EDITOR’S NOTE: Since our story aired, the mayor’s chief of staff, Jordan Elsbury, issued this statement:
“When Mayor Curry ran for office he promised to aggressively invest in every neighborhood throughout our city. He has spent the last 5 years delivering on that promise and our over half a billion in infrastructure spending in our budgets reflects that. The Mayor is also committed to downtown, which is an economic engine for the entire City and also a neighborhood. We remain committed to investing in every neighborhood and every corner of our city.”
News4Jax will follow up on this story Monday with more information about the budget from the Mayor’s Office.
The News4Jax Trust Index Team is fact-checking a statement made by Jacksonville Mayor Lenny Curry about the millions of dollars he says the city has invested in Jacksonville’s neighborhoods.

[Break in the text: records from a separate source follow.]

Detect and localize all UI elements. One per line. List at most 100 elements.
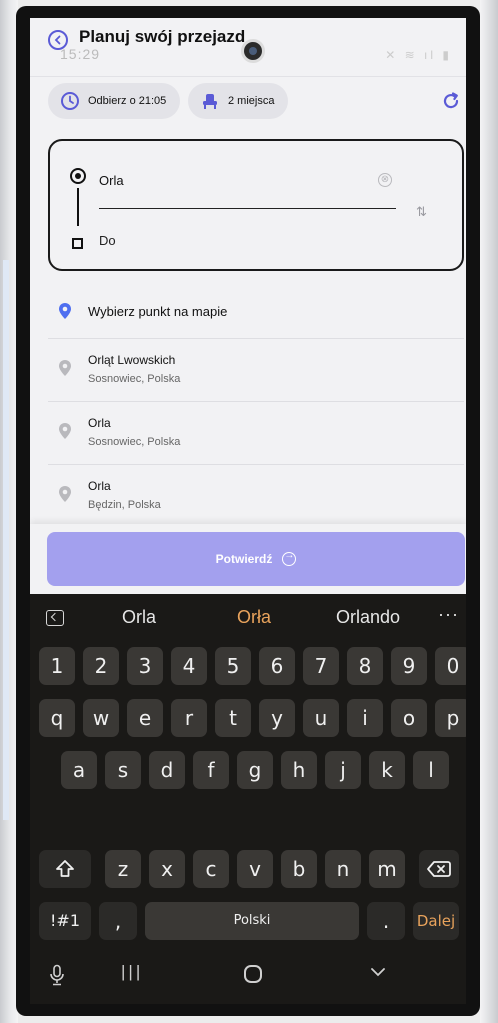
phone-frame: Planuj swój przejazd 15:29 ✕ ≋ ıl ▮ Odbi… xyxy=(16,6,480,1016)
key-2[interactable]: 2 xyxy=(83,647,119,685)
key-6[interactable]: 6 xyxy=(259,647,295,685)
key-o[interactable]: o xyxy=(391,699,427,737)
pickup-time-chip[interactable]: Odbierz o 21:05 xyxy=(48,83,180,119)
key-q[interactable]: q xyxy=(39,699,75,737)
route-connector-line xyxy=(77,188,79,226)
key-9[interactable]: 9 xyxy=(391,647,427,685)
confirm-footer: Potwierdź xyxy=(30,524,466,594)
soft-keyboard: Orla Orła Orlando ··· 1234567890 qwertyui… xyxy=(30,594,466,1004)
clock-icon xyxy=(60,91,80,111)
microphone-icon[interactable] xyxy=(48,964,66,986)
seats-label: 2 miejsca xyxy=(228,95,275,107)
seat-icon xyxy=(200,91,220,111)
suggestion-subtitle: Sosnowiec, Polska xyxy=(88,373,181,385)
key-x[interactable]: x xyxy=(149,850,185,888)
suggestion-name: Orląt Lwowskich xyxy=(88,353,176,367)
background-strip xyxy=(3,260,9,820)
key-g[interactable]: g xyxy=(237,751,273,789)
key-d[interactable]: d xyxy=(149,751,185,789)
backspace-icon xyxy=(427,861,451,877)
home-icon[interactable] xyxy=(244,965,262,983)
space-key[interactable]: Polski xyxy=(145,902,359,940)
symbols-key[interactable]: !#1 xyxy=(39,902,91,940)
key-5[interactable]: 5 xyxy=(215,647,251,685)
keyboard-suggestion[interactable]: Orla xyxy=(122,607,156,628)
key-n[interactable]: n xyxy=(325,850,361,888)
suggestion-item[interactable]: Orląt Lwowskich Sosnowiec, Polska xyxy=(48,339,464,402)
suggestion-name: Orla xyxy=(88,416,111,430)
seats-chip[interactable]: 2 miejsca xyxy=(188,83,288,119)
more-icon[interactable]: ··· xyxy=(438,604,459,625)
location-pin-icon xyxy=(59,360,71,376)
enter-key[interactable]: Dalej xyxy=(413,902,459,940)
recent-apps-icon[interactable]: ||| xyxy=(121,962,143,982)
key-y[interactable]: y xyxy=(259,699,295,737)
origin-input[interactable]: Orla xyxy=(99,173,124,188)
suggestion-item[interactable]: Orla Będzin, Polska xyxy=(48,465,464,527)
route-input-box xyxy=(48,139,464,271)
key-c[interactable]: c xyxy=(193,850,229,888)
suggestion-item[interactable]: Orla Sosnowiec, Polska xyxy=(48,402,464,465)
clear-icon[interactable]: ⊗ xyxy=(378,173,392,187)
key-m[interactable]: m xyxy=(369,850,405,888)
shift-icon xyxy=(56,860,74,877)
arrow-circle-icon xyxy=(282,550,297,566)
key-k[interactable]: k xyxy=(369,751,405,789)
origin-marker-icon xyxy=(70,168,86,184)
key-v[interactable]: v xyxy=(237,850,273,888)
keyboard-suggestion-bar: Orla Orła Orlando ··· xyxy=(30,594,466,642)
key-p[interactable]: p xyxy=(435,699,466,737)
destination-input[interactable]: Do xyxy=(99,233,116,248)
key-7[interactable]: 7 xyxy=(303,647,339,685)
key-b[interactable]: b xyxy=(281,850,317,888)
system-nav-bar: ||| xyxy=(30,946,466,1004)
origin-input-underline xyxy=(99,208,396,209)
key-4[interactable]: 4 xyxy=(171,647,207,685)
status-icons: ✕ ≋ ıl ▮ xyxy=(385,48,452,62)
backspace-key[interactable] xyxy=(419,850,459,888)
pick-on-map-item[interactable]: Wybierz punkt na mapie xyxy=(48,290,464,339)
key-r[interactable]: r xyxy=(171,699,207,737)
chevron-left-icon xyxy=(54,35,61,45)
keyboard-collapse-icon[interactable] xyxy=(46,610,64,626)
key-w[interactable]: w xyxy=(83,699,119,737)
front-camera xyxy=(244,42,262,60)
key-f[interactable]: f xyxy=(193,751,229,789)
pickup-time-label: Odbierz o 21:05 xyxy=(88,95,167,107)
destination-marker-icon xyxy=(72,238,83,249)
key-l[interactable]: l xyxy=(413,751,449,789)
key-t[interactable]: t xyxy=(215,699,251,737)
background-right-edge xyxy=(480,0,498,1023)
key-s[interactable]: s xyxy=(105,751,141,789)
refresh-button[interactable] xyxy=(440,90,462,112)
swap-icon[interactable]: ⇅ xyxy=(416,204,427,220)
keyboard-suggestion[interactable]: Orlando xyxy=(336,607,400,628)
location-pin-icon xyxy=(59,303,71,319)
confirm-label: Potwierdź xyxy=(215,552,273,566)
key-0[interactable]: 0 xyxy=(435,647,466,685)
app-header: Planuj swój przejazd 15:29 ✕ ≋ ıl ▮ xyxy=(30,18,466,77)
period-key[interactable]: . xyxy=(367,902,405,940)
key-8[interactable]: 8 xyxy=(347,647,383,685)
status-time: 15:29 xyxy=(60,46,101,62)
key-j[interactable]: j xyxy=(325,751,361,789)
trip-planner-screen: Planuj swój przejazd 15:29 ✕ ≋ ıl ▮ Odbi… xyxy=(30,18,466,594)
shift-key[interactable] xyxy=(39,850,91,888)
key-e[interactable]: e xyxy=(127,699,163,737)
key-a[interactable]: a xyxy=(61,751,97,789)
refresh-icon xyxy=(443,92,459,109)
keyboard-suggestion-primary[interactable]: Orła xyxy=(237,607,271,628)
key-z[interactable]: z xyxy=(105,850,141,888)
confirm-button[interactable]: Potwierdź xyxy=(47,532,465,586)
key-1[interactable]: 1 xyxy=(39,647,75,685)
phone-screen: Planuj swój przejazd 15:29 ✕ ≋ ıl ▮ Odbi… xyxy=(30,18,466,1004)
key-i[interactable]: i xyxy=(347,699,383,737)
chevron-down-icon[interactable] xyxy=(370,964,386,980)
key-3[interactable]: 3 xyxy=(127,647,163,685)
comma-key[interactable]: , xyxy=(99,902,137,940)
location-pin-icon xyxy=(59,423,71,439)
key-h[interactable]: h xyxy=(281,751,317,789)
suggestion-subtitle: Będzin, Polska xyxy=(88,499,161,511)
key-u[interactable]: u xyxy=(303,699,339,737)
location-pin-icon xyxy=(59,486,71,502)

When New4Jax asked Thursday how he plans to convince taxpayers to invest in the Lot J development project, the mayor pointed to nearly $200 million of infrastructure investments his administration has made in neighborhoods.
According to Curry, taxpayers should feel comfortable with the city of Jacksonville investing $233 million in direct spending for the Lot J project because the city has already adequately invested in Jacksonville’s communities.
“The infrastructure investments I’ve made as mayor, most recent one, almost $200 million for the year. The year before I got into office the city of Jacksonville invested $20 million in neighborhoods. My first year in office I invested $70 million in neighborhoods. The future years, the last few years, it’s been $100-plus million, this year almost $200 million. So my budgets have represented investments in neighborhoods, we’ve invested in neighborhoods before bringing a downtown project like this,” Curry said.
News4Jax wanted to know how Jacksonville is investing nearly $200 million in neighborhood infrastructure investments in this year’s budget.
Here are the numbers the city sent us to explain the mayor’s statement:
- $21.5 million is being spent on three new fire stations and upgrades to existing fire stations
- $6 million is being invested in the Jacksonville Zoo and the Florida Theatre
- The city earmarked more than $100 million in the northwest quadrant as part of this year’s Capital Improvement Plan (CIP)
- $14 million is being spent for improvements for neighborhood parks, including the development of the Emerald Trail
- The city is committing $47 million to hydrology and resiliency projects throughout the county and hiring a chief resiliency officer
- There is $30 million in annual operational support for UF Health Jacksonville, including $20 million for capital improvements
That’s a total of nearly $239 million.
But an expert familiar with city budgets told the News4Jax Trust Index Team that not every dollar in the capital improvement plan is targeting neighborhood improvements. Many of these projects benefit the city as a whole and are not addressing needs in individual communities, like septic tanks, drainage, sidewalks and blight.
Projects that aren’t clearly neighborhood infrastructure investments include:
- Approximately $40 million for public facilities for things like maintenance and improvements at city-owned buildings.
- Approximately $25 million (of the CIP budget) is for public safety, like fire station maintenance, but again this isn’t an investment in neighborhoods that have been neglected for decades.
- $14 million is for the expansion of the Trail Ridge Landfill.
- $9 million for ash site remediation, (this expenditure relates to a resolution of a lawsuit filed against the city.)
- $5 million for the Jacksonville Zoo, which is a community asset but not an investment in neighborhood infrastructure.
The mayor is also including nearly $1 million for spending to attract development to the old Shipyards site just down the road from the stadium and Lot J.
If you take away those expenditures, News4Jax estimates Mayor Curry’s budget is spending roughly $145 million on neighborhood investments, short of the nearly $200 million he said the city was spending.
The News4Jax Trust index team grades Curry’s statement that the city is spending nearly $200 million on neighborhood investments as “Be Careful.”
Again, while the expenditures do indeed benefit the city, not all of that spending directly addresses specific neighborhood needs especially in those neighborhoods that the city has neglected financially since consolidation in 1968.